Sir Henry Wotton’s letter to the King of 1627 commending Bedel for the Provostship of TCD

[ Quoted - with remarks - in Izaak Walton, Reliquiae Wottonianae Or, A Collection Of Lives, Letters, Poems; With Characters Of Sundry personages: And other Incomparable Pieces of Language and Art [... &c.] (London: T. Roycroft, for R. Marriott, Tyton, T. Collins, and F. Ford 1672), pp.329-30. ]

May it please Your most Gracious Majesty,

 Having been informed that certain persons have, by the good wishes of the Archbishop of Armagh, been directed hither, with a most humble petition unto your Majesty that you will be pleased to make Mr. William Bedel - now resident upon a small benefice in Suffolk - Governor of your College at Dublin, for the good of that Society; and myself being required to render unto your Majesty some testimony of the said William Bedel who was long my Chaplain at Venice, in the time of my first employment there, I am bound in all conscience and truth - so far as your Majesty will vouchsafe to accept my poor judgment - to affirm of him, that I think hardly a fitter man for that charge could have been propounded unto your Majesty in your whole kingdom, for singular erudition and piety, conformity to the rites of the Church, and zeal to advance the cause of God, wherein his travails abroad were not obscure in the time of the Excommunication of the Venetians. For it may please your Majesty to know, that this is the man whom Padre Paulo took, I may say, into his very soul, with whom he did communicate the inwardest thoughts of his heart; from whom he professed to have received more knowledge in all Divinity, both scholastical and positive, than from any that he had ever practised in his days; of which all the passages were well known to the King your Father, of most blessed memory.

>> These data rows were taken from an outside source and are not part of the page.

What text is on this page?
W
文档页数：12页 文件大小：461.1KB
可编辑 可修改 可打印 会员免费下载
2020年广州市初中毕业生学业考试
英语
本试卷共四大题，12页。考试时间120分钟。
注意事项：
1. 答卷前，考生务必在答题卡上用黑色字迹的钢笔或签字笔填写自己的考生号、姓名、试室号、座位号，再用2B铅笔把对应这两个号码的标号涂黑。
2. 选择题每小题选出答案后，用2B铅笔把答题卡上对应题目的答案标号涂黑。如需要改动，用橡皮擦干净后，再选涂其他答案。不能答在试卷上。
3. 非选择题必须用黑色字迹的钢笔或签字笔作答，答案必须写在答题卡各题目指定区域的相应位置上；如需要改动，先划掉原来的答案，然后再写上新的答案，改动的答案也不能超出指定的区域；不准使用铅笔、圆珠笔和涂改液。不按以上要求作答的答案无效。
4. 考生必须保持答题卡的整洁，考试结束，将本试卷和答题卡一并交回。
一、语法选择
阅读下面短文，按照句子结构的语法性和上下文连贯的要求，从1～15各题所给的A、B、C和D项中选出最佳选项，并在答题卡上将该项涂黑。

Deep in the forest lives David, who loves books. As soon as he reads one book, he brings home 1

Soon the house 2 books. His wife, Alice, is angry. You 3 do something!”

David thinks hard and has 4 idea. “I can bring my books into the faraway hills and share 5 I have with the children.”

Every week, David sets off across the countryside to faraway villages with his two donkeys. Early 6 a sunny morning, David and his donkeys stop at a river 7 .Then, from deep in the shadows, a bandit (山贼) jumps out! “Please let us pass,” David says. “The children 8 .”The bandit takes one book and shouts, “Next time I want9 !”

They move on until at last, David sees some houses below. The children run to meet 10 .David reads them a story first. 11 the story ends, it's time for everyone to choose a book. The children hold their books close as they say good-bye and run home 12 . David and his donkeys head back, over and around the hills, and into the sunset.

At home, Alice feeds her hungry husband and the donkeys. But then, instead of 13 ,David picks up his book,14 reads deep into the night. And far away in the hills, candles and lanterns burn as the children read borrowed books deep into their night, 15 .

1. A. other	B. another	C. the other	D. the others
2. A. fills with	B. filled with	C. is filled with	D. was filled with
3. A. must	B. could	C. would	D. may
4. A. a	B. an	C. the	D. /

And so, with your Majesty’s good favour, I will end this needless office; for the general fame of his learning, his life and Christian temper, and those religious labours which himself hath dedicated to your Majesty, do better describe him than I am able.

Your Majesties most humble
And faithfull Vassal,
H. Wotton. Frank.

Walton’s commentary:

To this letter I shall add this: that he was - to the great joy of Sir Henry Wotton - made Governor of the said college; and that, after a fair discharge of his duty and trust there he was thence removed to be Bishop of Kilmore. In both places his life was so holy, as seemed to equal the primitive Christians: for as they, so he kept all the Ember-weeks, observed - besides his private devotions - the canonical hours of prayer very strictly, and so he did all the Feasts and Fast-days of his mother, the Church of England. To which I may add, that his patience and charity were both such, as shewed his affections were set upon things that are above; for indeed his whole life brought forth the fruits of the spirit; there being in him such a remarkable meekness, that as St. Paul advised his Timothy in the election of a Bishop, ‘That he have a good report of those that be without;’ so had he: for those that were without, even those that in point of Religion were of the Roman persuasion, - of which there were very many in his Diocese, - did yet - such is the Power of visible piety - ever look upon him with respect and reverence, and testified it by a concealing, and safe protecting him from death in the late horrid rebellion in Ireland, when the fury of the wild Irish knew no distinction of persons: and yet, there and then he was protected and cherished by those of a contrary persuasion; and there and then he died, not by violence or misusage, but by grief in a quiet prison (1629). And with him was lost many of his learned writings which were thought worthy of preservation; and amongst the rest was lost the Bible, which by many years labour, and conference, and study, he had translated into the Irish tongue, with an intent to have printed it for public use.

—Extracts supplied by Frank Callery on Facebook (29.01.2015.)
—Quoted in Izaak Walton, Reliquiae Wottonianae Or, A Collection Of Lives, Letters, Poems; With Characters Of Sundry personages: And other Incomparable Pieces of Language and Art. Also Additional Letters to Several Persons, not before Printed. By The Curious Pencil of the Ever Memorable Sir Henry Wotton Kt. Late Provost of Eaton College. The Third Edition, with large Additions (London, Printed by T. Roycroft, for R. Marriott, Tyton, T. Collins, and F. Ford, 1672).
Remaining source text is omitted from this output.